Officer Montague left, mollified by Frazier Donegal over the fact that he had been called out on a ridiculous mission.

“I’m sorry,” Ashley said to the others. The evening had started out as a party and turned into a search committee.

“Hey,” Cliff said, grinning, “I don’t have far to go home.”

“We’re staying in the stables anyway, kid,” Justin Binder told her. He had played a Yankee, and happily. His family hailed from Pennsylvania.

Griffin laughed and gave her an affectionate hug. “You made me sober up, which is good. I am driving.”

“Me, too,” John Ashton said. He held her shoulders and kissed her cheek. “Charles is just fine. I’m sure of it.”

She thanked them all and said good-night, and they drifted away, some to the old outbuildings where they were staying, and some to their cars, parked in the lot out front and down the road.

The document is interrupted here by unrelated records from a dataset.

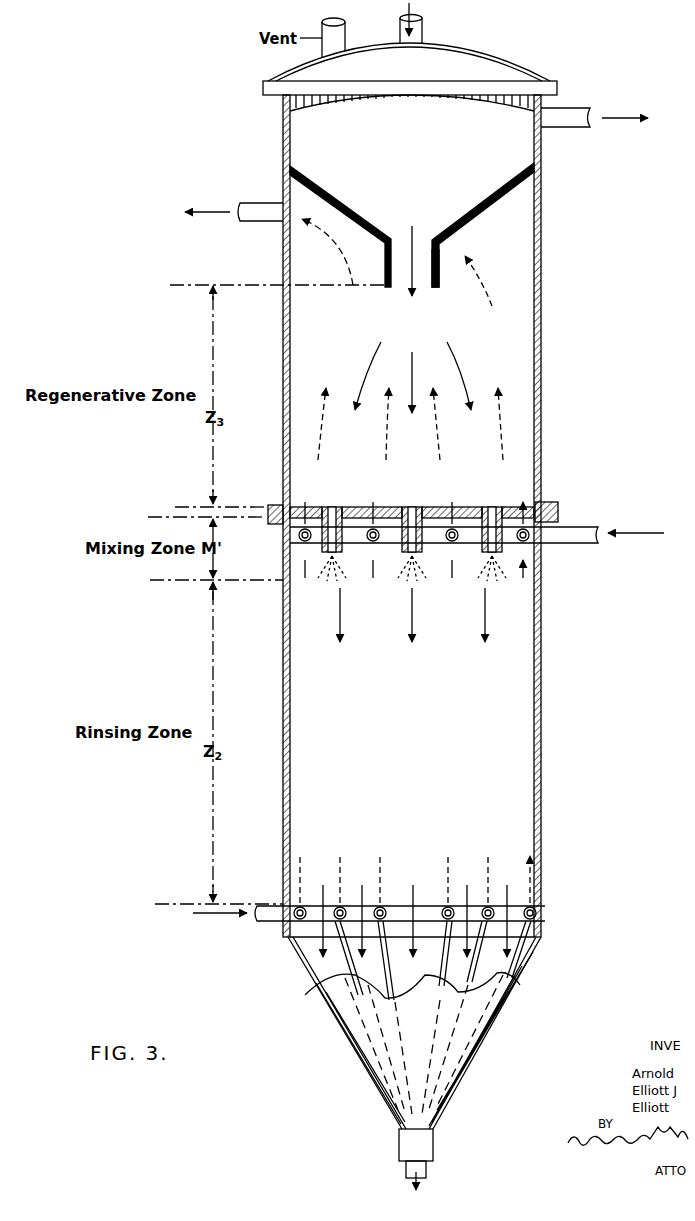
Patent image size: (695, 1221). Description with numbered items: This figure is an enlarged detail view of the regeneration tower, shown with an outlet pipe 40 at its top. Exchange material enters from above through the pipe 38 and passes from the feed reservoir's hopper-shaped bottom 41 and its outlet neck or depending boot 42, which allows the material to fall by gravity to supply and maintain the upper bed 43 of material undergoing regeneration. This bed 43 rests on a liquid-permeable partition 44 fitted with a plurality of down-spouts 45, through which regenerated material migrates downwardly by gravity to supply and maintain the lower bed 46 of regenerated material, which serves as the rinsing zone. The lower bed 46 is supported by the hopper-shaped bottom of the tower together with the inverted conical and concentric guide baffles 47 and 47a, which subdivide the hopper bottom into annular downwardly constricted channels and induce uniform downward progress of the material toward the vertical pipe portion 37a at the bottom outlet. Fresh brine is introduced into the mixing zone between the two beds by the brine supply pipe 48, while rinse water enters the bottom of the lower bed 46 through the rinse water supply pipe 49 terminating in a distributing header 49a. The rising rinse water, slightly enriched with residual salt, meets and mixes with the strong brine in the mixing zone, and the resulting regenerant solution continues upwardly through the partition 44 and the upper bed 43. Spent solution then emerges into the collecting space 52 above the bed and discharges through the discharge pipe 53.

The vertical portion of pipe 37a is at (430, 1166).
The pipe 38 is at (425, 33).
The outlet pipe 40 is at (565, 112).
The hopper-shaped bottom 41 is at (494, 203).
The outlet neck or depending boot 42 is at (440, 264).
The bed of exchange material for regeneration 43 is at (410, 394).
The liquid-permeable partition 44 is at (520, 512).
The down-spouts 45 is at (322, 550).
The bed of regenerated material 46 is at (415, 772).
The inverted conical guide baffles 47 is at (355, 972).
The inverted conical guide baffle 47a is at (424, 1044).
The brine supply pipe 48 is at (562, 543).
The rinse water supply pipe 49 is at (277, 922).
The distributing header 49a is at (425, 905).
The collecting space 52 is at (312, 250).
The discharge pipe 53 is at (270, 202).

She stood on the porch with Beth and her grandfather.

She couldn’t tell whether they thought she was being ridiculous or not, they were both so patient.

Beth gave her a kiss on the cheek and said, “We still have about sixteen guests, and the household. I’ve got to get up early to whip up our spectacular plantation breakfast.”

Ashley bid her good-night. It was down to her grandfather and herself, and Frazier was going to wait for her to be ready to head off to bed.

“Something is wrong. I can feel it, Grampa,” she said.

He set an arm around her shoulder. “You know … I have an old friend. I’ve been meaning to call him for a long time—tonight seems a good time to have a chat with him. If Charles really is gone, he may be able to help us. His name is Adam Harrison. I don’t know if you remember meeting him—I see him up in Virginia and D.C. sometimes. He worked for private concerns for many years, finding the right investigators for strange situations. Then the government started calling him, and his projects were all kind of combined for a while, civilian and federal. But he’s got a special unit now, and he’s got federal power behind him on it. His people are a select group from the Behavioral Analysis Unit of the FBI. I’ll give him a call. We’ll get someone out here to help by tomorrow. And if Charles turns up, no harm done.”

She lowered her head. Adam Harrison. She knew the name. His unit had been involved in solving the death of Regina Holloway—it had been all over the media because she was a senator’s wife. And she knew, too, that Jake Mallory was part of that unit. She might not be a part of his world, but she hadn’t been able to miss it when she’d seen his name in the papers. She had broken off something that had been real with Jake, because he had terrified her … because he was certain that he had spoken with her father, after he had died. And now….

Now Frazier was going to call Adam. Of course, it could come to nothing. She was panicking over a missing man because of an equally irrational dream.

She looked out on the beautiful expanse of their property. The river rolling by. The moon high over the clouds. The vaults in the cemetery silent and ghostly and opalescent in the pale glow of night.

Jake, I’m soscared.

Something was wrong. It was the oddest thing; she felt that she really understood the expression I feel it in my bones. Something wasn’t right about Charles’s disappearance, and she knew it.

It was almost as if the past had truly merged into this eerie and haunting reality, and the collision of time here was not going to go away.